I kept expecting Harry to ‘come of age’, to stop whining about all the things he’d lost and finally stop bumbling around and use his intellect. Rowling had him led by the nose through this final installment. Almost every break he had was at someone else’s hands. He did practically no digging on his own, demonstrated very little initiative other than a fascination with the dark horrors of Voldemort’s mind. I couldn’t help but feel that Rowling herself sort of bumbled around through the stories, working without a well-thought out and crafted plot outline. Very little consideration was given to character motivation and development. Some, but very little. It read to me as: he did this, and then he did that, and then they went here, and then they went there. With very few exceptions, it is Hermoine who makes the decisions about where they will go when they’re ‘on the lamb’, so to speak. And any of Harry’s reasons are purely indulgent and selfish, without any sense of sacrificing what he wants for ‘the greater good’, which is a line oft used without effect in the novel.
Frankly, the most complex and interesting character by far is Snape, who gets only cursory treatment in this story and only in summation, a far more interesting villain than Voldemort, who is so pat and cardboard. Yawn. No fear generated there. Same old thing. I am all powerful. I kill, kill, torture, torture. Next.
Rowling had all the elements there at her disposal, but refused to take up the challenge. Even Darth Vader was more fascinating than Voldemort. Predictable, predictable.
As was Harry, really. I read a CBC review in which the critic waxed poetic (rare for this particular critic) and confessed to weeping through the last 100 pages. Really?
There was only one scene that brought me to tears, and before you start thinking I’m not the sort to cry, stand corrected. I’m the one who cries over sappy commercials, tender moments. Heck, on a hormonal day I’ve been known to cry over beautiful ripe tomatoes. So Rowling failed to move this sentimentalist.
And in the end I didn’t have that sense of fulfillment and longing I’ve had with other memorable novels: The Lord of the Rings, Jude the Obscure, Lavondyss, Tigana. Will I go back and re-read these stories? Yes. But not often, I don’t think. Not the way I’ve read and re-read so much of Charles de Lint, Guy Gavriel Kay, C.J. Cherryh, Tolkien, Steinbeck, Richard Adams, Holdstock, Pauline Gedge, Orson Scott Card, Thomas Hardy, to name a few.
So, yeah, pleasant summer read. But not memorable.

2 Comments

  1. This book was great. Youve got issues .
    Half of the things you said were incorrect. Too much of your opinion. Please make some improvements. A very dissapointing book-report. Just cuz you dont have a clue about harry potter dosent mean that the book was a bad read. It was fantastic. Ask any HARDCORE HP fan.

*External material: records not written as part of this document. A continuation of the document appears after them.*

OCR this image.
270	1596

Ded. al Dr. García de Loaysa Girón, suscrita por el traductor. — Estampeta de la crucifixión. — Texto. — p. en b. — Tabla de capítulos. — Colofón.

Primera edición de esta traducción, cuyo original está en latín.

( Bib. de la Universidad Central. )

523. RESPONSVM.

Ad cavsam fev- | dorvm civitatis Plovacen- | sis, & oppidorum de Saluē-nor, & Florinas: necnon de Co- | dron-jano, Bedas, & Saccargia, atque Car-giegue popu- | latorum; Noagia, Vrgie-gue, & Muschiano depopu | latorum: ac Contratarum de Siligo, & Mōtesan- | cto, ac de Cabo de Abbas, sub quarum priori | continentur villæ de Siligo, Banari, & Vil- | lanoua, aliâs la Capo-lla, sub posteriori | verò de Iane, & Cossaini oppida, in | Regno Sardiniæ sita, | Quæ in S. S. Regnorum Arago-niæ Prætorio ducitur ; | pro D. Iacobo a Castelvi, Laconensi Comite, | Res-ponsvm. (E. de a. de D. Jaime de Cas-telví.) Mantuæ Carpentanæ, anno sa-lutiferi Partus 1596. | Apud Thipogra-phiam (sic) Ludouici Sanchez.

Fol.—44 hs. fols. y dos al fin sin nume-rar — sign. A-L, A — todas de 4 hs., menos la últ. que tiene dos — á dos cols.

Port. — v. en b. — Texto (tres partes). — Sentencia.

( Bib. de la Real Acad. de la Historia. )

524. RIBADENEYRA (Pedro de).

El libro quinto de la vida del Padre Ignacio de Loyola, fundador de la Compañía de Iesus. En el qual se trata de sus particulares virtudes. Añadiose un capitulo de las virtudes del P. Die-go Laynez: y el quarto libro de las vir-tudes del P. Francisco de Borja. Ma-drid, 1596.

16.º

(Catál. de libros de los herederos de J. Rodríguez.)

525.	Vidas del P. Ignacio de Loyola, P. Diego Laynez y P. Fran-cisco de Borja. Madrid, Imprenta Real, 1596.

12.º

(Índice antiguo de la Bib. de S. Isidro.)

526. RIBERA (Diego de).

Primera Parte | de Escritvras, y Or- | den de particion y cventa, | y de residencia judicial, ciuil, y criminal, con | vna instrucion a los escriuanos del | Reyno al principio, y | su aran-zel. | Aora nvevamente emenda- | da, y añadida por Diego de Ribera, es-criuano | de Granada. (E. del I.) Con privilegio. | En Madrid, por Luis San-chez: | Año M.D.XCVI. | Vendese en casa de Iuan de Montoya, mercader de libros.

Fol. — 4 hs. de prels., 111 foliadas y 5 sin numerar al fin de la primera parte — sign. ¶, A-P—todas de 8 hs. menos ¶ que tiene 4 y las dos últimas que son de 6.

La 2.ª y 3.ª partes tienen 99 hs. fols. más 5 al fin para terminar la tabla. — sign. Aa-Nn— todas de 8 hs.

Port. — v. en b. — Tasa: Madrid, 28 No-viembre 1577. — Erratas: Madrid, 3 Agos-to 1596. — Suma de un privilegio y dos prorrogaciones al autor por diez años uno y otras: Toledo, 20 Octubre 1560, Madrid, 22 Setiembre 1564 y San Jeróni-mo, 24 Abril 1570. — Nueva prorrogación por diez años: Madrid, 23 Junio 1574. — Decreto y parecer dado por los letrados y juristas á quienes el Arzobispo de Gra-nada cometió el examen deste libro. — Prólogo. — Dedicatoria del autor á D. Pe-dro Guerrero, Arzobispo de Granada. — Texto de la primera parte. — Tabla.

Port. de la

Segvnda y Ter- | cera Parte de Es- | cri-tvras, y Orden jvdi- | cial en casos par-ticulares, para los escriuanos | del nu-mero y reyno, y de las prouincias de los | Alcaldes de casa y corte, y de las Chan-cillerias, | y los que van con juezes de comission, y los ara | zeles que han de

  2. This is the beauty of living in an uncensored society — that we can share differing views.
    If you check the novel, you will find my statements are in fact quite correct as to actions of the characters and specifics of plot.
    And to make personal attacks isn’t exactly a very mature or reasoned way of creating a meaningful dialogue.
    I assure you I am a Harry Potter fan, have all the books, and the DVDs so far, viewed all the films within the first two days of them being released.
    That I expect more of my entertainment, however, is true. I agree I am not easily pleased, one of the difficulties if you’re a writer and artist is that the editor within never silences. I’m always looking for excellence, always striving for excellence.
    I do apologize if these views are offensive to you.